The study aims to uncover the potentially long-term consequences COVID has on physical and mental abilities in younger populations, that's poorly understood.

PHOENIX — Arizona scientists are joining a nationwide study on COVID-19 and children.

The researchers at TGen are focusing on long-term COVID and its effects on some of our youngest populations.

The game-changer study is impactful for young people because more than 30 percent of new COVID-19 cases are in children and young adults, TGen said.

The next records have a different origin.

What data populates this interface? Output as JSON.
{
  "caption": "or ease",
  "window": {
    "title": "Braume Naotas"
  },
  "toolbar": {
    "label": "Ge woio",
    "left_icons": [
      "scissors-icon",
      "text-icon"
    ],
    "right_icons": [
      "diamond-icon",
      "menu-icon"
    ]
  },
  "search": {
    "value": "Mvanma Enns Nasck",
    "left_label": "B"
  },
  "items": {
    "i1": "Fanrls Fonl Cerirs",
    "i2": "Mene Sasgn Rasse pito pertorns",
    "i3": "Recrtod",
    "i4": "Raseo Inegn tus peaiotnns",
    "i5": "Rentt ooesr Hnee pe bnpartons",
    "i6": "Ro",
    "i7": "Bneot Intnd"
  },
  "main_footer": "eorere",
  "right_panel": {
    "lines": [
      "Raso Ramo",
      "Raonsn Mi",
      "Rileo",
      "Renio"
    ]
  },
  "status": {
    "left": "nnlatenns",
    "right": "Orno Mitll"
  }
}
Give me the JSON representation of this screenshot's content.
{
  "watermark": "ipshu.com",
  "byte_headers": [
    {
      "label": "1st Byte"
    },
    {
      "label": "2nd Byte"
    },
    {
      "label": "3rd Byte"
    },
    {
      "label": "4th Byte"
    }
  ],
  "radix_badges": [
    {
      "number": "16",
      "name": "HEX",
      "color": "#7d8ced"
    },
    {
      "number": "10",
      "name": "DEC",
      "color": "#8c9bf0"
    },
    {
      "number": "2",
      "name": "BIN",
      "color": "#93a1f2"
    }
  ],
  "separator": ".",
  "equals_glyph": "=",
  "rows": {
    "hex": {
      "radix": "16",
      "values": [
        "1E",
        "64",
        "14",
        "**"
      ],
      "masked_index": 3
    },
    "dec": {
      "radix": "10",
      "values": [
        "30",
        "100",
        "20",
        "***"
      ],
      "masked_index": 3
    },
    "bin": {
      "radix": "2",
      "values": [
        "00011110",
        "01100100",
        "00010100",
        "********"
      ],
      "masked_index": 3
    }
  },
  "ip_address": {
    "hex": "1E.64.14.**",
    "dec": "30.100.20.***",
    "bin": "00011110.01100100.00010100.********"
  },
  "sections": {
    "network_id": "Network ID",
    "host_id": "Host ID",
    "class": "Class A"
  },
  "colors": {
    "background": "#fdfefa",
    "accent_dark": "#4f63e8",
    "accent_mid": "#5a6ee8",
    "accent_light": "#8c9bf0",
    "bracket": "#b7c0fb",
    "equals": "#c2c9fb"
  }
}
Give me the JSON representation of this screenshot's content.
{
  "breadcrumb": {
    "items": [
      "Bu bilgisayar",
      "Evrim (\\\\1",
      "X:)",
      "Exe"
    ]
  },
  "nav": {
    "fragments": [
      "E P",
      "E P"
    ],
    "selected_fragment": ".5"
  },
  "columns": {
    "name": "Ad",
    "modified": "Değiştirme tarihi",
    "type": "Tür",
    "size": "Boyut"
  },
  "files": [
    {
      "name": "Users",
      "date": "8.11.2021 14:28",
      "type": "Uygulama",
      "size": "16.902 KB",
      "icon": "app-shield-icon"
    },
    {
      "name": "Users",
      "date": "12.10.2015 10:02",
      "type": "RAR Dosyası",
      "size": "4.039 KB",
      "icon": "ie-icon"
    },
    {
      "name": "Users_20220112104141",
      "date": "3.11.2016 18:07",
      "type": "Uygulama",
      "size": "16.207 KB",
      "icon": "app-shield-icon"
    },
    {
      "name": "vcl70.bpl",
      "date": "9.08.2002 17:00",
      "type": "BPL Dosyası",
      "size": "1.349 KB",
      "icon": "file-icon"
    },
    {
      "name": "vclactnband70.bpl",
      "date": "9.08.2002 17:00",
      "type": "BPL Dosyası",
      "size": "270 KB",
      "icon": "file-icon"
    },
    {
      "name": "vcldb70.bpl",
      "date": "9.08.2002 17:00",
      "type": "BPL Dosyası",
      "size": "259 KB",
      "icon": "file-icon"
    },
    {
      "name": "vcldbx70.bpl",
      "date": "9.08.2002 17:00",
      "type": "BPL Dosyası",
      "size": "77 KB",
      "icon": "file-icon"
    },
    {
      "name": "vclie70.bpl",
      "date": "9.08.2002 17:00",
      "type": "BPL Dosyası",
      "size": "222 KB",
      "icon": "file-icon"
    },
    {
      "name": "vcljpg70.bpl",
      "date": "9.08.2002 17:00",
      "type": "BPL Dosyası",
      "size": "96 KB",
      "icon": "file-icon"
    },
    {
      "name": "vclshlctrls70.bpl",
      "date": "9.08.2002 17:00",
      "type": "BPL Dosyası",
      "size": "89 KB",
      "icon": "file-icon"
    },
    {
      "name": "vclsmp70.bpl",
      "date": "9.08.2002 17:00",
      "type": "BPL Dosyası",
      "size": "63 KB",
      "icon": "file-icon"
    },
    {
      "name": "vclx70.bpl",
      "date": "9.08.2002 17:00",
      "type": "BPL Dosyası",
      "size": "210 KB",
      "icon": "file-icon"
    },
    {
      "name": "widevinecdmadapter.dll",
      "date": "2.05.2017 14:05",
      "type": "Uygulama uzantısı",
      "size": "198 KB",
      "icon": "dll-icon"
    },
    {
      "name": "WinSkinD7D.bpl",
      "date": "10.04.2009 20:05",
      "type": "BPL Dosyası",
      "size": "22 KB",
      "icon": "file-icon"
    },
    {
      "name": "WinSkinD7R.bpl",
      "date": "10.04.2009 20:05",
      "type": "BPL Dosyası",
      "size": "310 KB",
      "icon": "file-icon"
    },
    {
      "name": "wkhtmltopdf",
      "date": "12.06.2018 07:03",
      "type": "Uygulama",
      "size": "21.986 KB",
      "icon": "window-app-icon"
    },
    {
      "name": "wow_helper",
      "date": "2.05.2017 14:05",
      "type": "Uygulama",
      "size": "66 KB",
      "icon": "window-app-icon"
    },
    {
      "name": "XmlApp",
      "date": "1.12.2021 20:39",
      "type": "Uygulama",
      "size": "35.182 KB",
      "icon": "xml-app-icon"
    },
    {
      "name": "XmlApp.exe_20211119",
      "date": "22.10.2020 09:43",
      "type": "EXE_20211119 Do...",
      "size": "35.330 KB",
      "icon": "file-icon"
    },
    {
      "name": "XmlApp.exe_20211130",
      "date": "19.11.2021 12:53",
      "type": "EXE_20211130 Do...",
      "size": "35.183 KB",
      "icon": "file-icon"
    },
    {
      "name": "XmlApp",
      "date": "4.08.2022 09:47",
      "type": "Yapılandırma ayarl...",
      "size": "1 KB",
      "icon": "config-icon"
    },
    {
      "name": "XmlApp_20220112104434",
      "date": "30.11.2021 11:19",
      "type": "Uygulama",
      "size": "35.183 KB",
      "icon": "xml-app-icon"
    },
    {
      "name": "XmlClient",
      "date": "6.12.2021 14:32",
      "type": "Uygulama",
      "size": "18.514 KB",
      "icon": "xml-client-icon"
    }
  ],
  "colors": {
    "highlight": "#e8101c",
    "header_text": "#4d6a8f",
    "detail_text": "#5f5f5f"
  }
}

The Phoenix-based organization's role will be in the part of the study including infants through adults age 25. TGen said the potentially long-term consequences COVID-19 has on physical and mental abilities in younger populations is poorly understood. So, they're joining a team of researchers, universities and hospitals in this recovery initiative. It's sponsored by the National Institutes of Health

A couple of interesting new elements in this particular research is the beginning of the Mind-Crowd Project and the launching of mobile laboratories. The online memory test is 10 minutes and designed to understand how the brain ages. The mobile labs are set to help increase research participation in our community. 

Matt Huentelman, a TGEN Professor of Neurogenomics, explained some areas the study may examine. 

“Look at some of the molecules in your body, look at some of your risk factors related to your age or other diseases you might have," Huentelman said. "But there will also be other types of tests that might look at your heart function, your lung function and even your brain function."

Huentelman added the final study design is still in the works and recruitment is happening now. 

TGen said they're looking for different kinds of participants.

“Those include people who have recovered as normal from COVID, but also the long COVID patients who might be experiencing long COVID right now," he said. "And those who have had it in the past and know they would be characterized as a long COVID patient.”